I went by today and it was quite an interesting collection. There were a variety of icons nearly all of which are prints of not very nice quality. They mostly share the same frames which look like a mass produced “carved” wood that tries to look hand made. Script on the icons was in Greek, Russian/Cyrillic, and Arabic. Most of the icons are familiar. In the same style frames there were also a handful of decidedly Latin images. That and the Arabic made me think these might have come from a Maronite community. Later I spoke with the clerk. He said StVdP had received a large packing and these came from that. He said about half of the group had already sold. He said the crate said “Lebanon” on it.

He pointed out that the numbers 9 12 1971 are on a number of them.

I’m curious what anyone might have to say about the E M A H S with the star, and what is written in Arabic, in one case on the back of an icon, in another on the front of the icon.

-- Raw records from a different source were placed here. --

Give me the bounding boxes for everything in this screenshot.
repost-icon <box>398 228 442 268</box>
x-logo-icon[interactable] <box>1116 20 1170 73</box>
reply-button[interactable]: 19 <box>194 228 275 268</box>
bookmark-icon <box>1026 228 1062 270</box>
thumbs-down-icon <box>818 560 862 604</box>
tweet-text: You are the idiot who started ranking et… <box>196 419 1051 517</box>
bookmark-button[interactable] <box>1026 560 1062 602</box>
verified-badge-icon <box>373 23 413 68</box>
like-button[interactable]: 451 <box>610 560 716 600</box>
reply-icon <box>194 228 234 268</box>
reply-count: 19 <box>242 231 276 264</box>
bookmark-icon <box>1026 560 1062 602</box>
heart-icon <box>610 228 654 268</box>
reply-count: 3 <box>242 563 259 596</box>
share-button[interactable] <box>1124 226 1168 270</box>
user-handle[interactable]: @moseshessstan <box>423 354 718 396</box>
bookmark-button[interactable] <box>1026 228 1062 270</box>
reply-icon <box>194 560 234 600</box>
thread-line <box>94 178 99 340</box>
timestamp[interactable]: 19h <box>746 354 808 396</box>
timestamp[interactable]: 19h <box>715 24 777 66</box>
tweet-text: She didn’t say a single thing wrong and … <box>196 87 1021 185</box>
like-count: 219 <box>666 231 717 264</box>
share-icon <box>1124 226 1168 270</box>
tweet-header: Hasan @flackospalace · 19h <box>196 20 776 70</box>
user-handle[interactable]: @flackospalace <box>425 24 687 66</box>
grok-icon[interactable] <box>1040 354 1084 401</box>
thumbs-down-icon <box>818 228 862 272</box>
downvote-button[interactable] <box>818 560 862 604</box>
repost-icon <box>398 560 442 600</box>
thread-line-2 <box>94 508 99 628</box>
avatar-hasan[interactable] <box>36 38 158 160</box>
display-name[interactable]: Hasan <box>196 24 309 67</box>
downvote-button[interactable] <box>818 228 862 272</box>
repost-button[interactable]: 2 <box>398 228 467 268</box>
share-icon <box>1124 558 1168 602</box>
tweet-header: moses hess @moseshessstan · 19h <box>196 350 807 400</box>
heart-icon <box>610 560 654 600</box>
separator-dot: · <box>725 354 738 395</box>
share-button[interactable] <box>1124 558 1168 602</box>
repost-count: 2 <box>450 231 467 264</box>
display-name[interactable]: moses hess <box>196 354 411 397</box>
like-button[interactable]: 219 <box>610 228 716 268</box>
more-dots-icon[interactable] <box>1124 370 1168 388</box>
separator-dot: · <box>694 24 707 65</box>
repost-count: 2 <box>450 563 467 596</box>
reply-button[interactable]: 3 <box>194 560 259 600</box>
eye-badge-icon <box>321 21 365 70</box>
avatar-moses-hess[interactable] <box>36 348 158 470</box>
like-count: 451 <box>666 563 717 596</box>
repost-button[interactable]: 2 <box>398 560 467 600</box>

On the sales counter was another grouping of icons mounted on what looked like olive wood. There are also three metal bowls with handles which are “dirty” in the bowl and I am guessing are incensers. There was a candle stick with bits of melted wax along the side of the stick.
 
Arabic is my fourth language and I don’t speak it anywhere close to fluently, but from what I can read on the first two pictures with the Arabic script, it reads: Eliya Jibra’il (or, if you prefer, Elias Gabriel) 12-9-71

On the back, I cannot read that last word (zayarqena? I don’t know)…the diacritics are too scrunched together for my liking. But the rest looks like

تسجل حاملة في كنيستنا نبقي مسؤولين عنه طالما لا ينقطع عن

“Record keeper in our church. We keep him so long as officials (mus’uwleen? I had to look this up on Google… :() do not cut (him?) off from _____” (whatever that last word is)

I don’t know. My Arabic is awful. Haha. Hopefully a real speaker will show up soon.
 
Arabic is my fourth language and I don’t speak it anywhere close to fluently, but from what I can read on the first two pictures with the Arabic script, it reads: Eliya Jibra’il (or, if you prefer, Elias Gabriel) 12-9-71

On the back, I cannot read that last word (zayarqena? I don’t know)…the diacritics are too scrunched together for my liking. But the rest looks like

تسجل حاملة في كنيستنا نبقي مسؤولين عنه طالما لا ينقطع عن

“Record keeper in our church. We keep him so long as officials (mus’uwleen? I had to look this up on Google… :() do not cut (him?) off from _____” (whatever that last word is)

I don’t know. My Arabic is awful. Haha. Hopefully a real speaker will show up soon.
Handwriting is not easy for me, but that last word looks like it could be “zayaritna” (“our visits”)?

FWIW, and just from the look of the items, they really don’t appear to be Maronite at all. More likely Melkite or Greek Orthodox.
 
Most of the icons are familiar. In the same style frames there were also a handful of decidedly Latin images.

I’m curious what anyone might have to say about the E M A H S with the star, and what is written in Arabic, in one case on the back of an icon, in another on the front of the icon.
Some additional photo, of the Latin style images, and a close up of the writing in the metal icon of the Theotokos in the picture already posted.

The other metal is one of 4 sides of a small piece. The Mother of God is on 2 sides and the other two are like this. I think these are Stations of the Cross.

Some of the icons have candle wax spatters which indicates they were in use, not in a bookstore.